経験年数とスキルの関係は複雑になって

CADを覚えるためには、まず自分の手を動かして実際に操作をしてみることが大事です。

ちょっと当たり前過ぎる話ではありますが、前回はそんな基本的な内容の話をしてみました。

書店に行って調べてみると様々なCADの解説本などが並んでいて、大抵の本には「出来る」みたいな言葉が書かれていると思います。

しかしそうした本を読んだだけでは使えるようにはならず、読みながら実際に使ってみる必要があるんです。

解説本を読むことで知識を増やすことは出来ますけど、それは単純に知識の量がやや増えただけの話。

もちろん知識も必要であることは間違いありませんが、経験を伴わない知識では仕事で役に立てることは難しい。

そう言うことです。

だからこそ、自分の手を動かしていき、自分がぶつかった疑問を解決していく過程が必要になるんです。

自分でやってみて分からない部分に疑問を抱き、それを調べたり教わったりして解決していく、という過程。

そうした過程を今まで何度繰り返してきたか、というのが、その人のCAD経験になっていく訳です。

まあこれはどんな事でも一緒で、失敗を繰り返しながら覚えていく訳ですから、特に変わった話ではないと思います。


■濃い経験を積むという意味

自分でCADを使ってみて、その中で出てきた疑問を何とか解決していくという過程を経験と呼びます。

そのCADを使っている経験年数ではなく、そうした疑問の解決をどれくらいやってきたかの方が重要なんです。

もちろんそのCADを長い期間使っていれば、そうした過程をたくさん経験出来る可能性が高いです。

そういう意味では、そのCADを使っている期間が長いほうが有利だということも事実だとは思います。

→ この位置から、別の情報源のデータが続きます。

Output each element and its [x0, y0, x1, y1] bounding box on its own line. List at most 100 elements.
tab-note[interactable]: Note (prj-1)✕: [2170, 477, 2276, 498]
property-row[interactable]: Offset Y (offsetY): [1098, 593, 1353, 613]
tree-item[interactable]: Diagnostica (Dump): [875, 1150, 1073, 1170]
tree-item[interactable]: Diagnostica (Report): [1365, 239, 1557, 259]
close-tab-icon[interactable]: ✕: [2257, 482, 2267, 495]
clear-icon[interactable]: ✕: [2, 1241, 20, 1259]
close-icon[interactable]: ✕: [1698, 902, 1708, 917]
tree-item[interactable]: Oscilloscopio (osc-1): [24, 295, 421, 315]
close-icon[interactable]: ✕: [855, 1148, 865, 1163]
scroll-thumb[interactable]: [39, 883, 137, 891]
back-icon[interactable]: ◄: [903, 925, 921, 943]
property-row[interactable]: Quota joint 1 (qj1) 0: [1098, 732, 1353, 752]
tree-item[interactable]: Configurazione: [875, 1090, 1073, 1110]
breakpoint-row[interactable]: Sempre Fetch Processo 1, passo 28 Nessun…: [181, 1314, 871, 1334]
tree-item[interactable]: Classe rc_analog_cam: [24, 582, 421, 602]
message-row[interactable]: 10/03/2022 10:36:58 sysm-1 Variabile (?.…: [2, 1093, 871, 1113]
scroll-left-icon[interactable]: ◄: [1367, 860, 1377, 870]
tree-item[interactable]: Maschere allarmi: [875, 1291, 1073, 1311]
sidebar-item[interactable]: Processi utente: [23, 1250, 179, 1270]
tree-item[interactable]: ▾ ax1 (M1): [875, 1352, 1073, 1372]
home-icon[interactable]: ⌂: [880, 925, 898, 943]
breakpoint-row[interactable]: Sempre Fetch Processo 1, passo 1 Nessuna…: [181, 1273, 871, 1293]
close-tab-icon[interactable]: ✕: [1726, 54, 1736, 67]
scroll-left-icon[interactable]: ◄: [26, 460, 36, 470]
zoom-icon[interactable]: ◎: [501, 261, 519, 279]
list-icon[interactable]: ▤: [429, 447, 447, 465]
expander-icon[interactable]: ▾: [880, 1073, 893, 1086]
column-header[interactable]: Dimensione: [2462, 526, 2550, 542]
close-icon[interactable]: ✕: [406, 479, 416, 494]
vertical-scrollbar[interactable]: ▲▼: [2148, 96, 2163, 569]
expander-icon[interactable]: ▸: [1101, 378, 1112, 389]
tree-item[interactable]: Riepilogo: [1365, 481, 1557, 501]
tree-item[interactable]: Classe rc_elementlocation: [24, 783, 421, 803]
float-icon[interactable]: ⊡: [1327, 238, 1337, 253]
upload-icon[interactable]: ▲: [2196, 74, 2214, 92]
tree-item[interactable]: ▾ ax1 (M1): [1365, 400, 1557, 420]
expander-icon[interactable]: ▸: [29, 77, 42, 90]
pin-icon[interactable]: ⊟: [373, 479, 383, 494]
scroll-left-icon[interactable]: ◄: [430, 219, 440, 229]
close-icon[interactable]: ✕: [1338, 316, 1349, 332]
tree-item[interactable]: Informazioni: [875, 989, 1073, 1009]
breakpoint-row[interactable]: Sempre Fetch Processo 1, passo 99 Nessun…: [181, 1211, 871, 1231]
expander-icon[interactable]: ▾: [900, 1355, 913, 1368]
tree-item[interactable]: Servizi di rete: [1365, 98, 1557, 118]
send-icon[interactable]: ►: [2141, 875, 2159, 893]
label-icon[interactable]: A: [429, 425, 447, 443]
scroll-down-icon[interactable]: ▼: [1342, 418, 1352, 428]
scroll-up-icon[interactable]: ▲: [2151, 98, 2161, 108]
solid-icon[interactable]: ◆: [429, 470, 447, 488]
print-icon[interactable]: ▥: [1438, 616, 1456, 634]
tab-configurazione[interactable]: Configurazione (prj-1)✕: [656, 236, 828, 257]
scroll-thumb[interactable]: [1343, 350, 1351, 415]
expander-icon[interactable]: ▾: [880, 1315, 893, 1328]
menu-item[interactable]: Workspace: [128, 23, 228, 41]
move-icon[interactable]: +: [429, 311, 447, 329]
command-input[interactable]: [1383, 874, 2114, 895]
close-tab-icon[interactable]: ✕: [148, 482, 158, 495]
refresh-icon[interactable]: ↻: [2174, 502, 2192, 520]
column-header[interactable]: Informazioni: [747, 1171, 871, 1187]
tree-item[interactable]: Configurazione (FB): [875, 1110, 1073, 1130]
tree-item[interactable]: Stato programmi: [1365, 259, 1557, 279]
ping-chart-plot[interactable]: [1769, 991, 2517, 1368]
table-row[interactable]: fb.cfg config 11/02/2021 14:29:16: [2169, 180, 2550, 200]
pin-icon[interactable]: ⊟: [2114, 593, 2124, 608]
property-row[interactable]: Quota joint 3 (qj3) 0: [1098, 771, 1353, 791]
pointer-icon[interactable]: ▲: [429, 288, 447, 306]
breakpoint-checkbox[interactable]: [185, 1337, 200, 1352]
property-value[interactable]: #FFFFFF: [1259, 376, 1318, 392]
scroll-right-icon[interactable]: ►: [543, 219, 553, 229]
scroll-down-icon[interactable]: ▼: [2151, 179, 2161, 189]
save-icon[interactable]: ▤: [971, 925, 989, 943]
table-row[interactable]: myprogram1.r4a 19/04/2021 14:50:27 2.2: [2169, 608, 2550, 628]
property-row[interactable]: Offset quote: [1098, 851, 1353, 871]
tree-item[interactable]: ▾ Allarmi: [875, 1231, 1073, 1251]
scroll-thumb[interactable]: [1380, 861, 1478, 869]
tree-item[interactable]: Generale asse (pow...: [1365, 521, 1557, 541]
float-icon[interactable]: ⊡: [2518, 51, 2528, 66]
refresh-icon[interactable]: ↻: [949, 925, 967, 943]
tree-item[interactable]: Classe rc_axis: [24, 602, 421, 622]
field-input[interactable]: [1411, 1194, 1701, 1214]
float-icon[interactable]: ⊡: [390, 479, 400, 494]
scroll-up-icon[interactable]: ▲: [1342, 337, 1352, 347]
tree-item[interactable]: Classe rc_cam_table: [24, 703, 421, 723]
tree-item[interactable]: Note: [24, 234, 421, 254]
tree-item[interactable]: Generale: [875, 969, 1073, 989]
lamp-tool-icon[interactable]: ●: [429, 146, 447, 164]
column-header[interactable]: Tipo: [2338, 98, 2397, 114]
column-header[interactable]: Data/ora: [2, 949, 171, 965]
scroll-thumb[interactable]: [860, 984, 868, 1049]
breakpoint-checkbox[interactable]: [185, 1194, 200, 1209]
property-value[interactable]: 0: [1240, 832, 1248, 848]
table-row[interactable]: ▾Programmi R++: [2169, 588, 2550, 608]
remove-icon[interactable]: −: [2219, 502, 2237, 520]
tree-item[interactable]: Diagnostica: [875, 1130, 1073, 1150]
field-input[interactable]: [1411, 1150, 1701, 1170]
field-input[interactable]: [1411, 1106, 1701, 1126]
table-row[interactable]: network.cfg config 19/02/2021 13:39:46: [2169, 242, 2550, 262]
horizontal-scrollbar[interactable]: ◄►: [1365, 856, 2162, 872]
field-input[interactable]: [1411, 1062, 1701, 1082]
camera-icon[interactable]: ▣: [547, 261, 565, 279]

でも、ただ何となくCADを使っている人には「ここはどうすれば良いんだろう」みたいな疑問を持つことが出来ません。

その状態では当然疑問に対する解決策を調べることなで出来ないので、昨日と同じ作業を繰り返すだけになってしまいます。

そうなると、単純に使っている期間が長くなっていくだけで、経験を積んでスキルアップという話にはなっていきません。

そのCADをどれだけの期間使っているのかよりも、今までどれだけ濃い経験を積んできたのかの方が大事、ということです。

■楽な仕事では進歩しない

経験には質があるというのは当たり前の話なんですけど、これを逆に考えると、ちょっと怖い話になります。

ずっと同じCADを使って仕事をしていたとしても、きちんと意識を持たないで仕事をしていると無駄な経験を積んでしまう。

これはプロとしてかなり怖いことです。

まあ完全に無駄とは言えないとは思いますが、少なくともCADに関するスキルはほとんど変わらない状態になる訳です。

それ以上成長しない状態でずっと同じ仕事をしていると、周囲が成長している分だけ自分が衰えて見られる可能性があります。

ある程度仕事が出来るようになったあたりの状態だと、仕事の流れもCADも分かって仕事が楽になるもの。

だけど楽な仕事をこなすだけではそれ以上成長しない。

そうなると、あいつは経験が長い割にはそれほど仕事が出来ないな……みたいな状態になる場合が多いです。

これはプロとして避けなければならない状況なので、毎日自分の知識と経験を高めるように意識をすることをオススメします。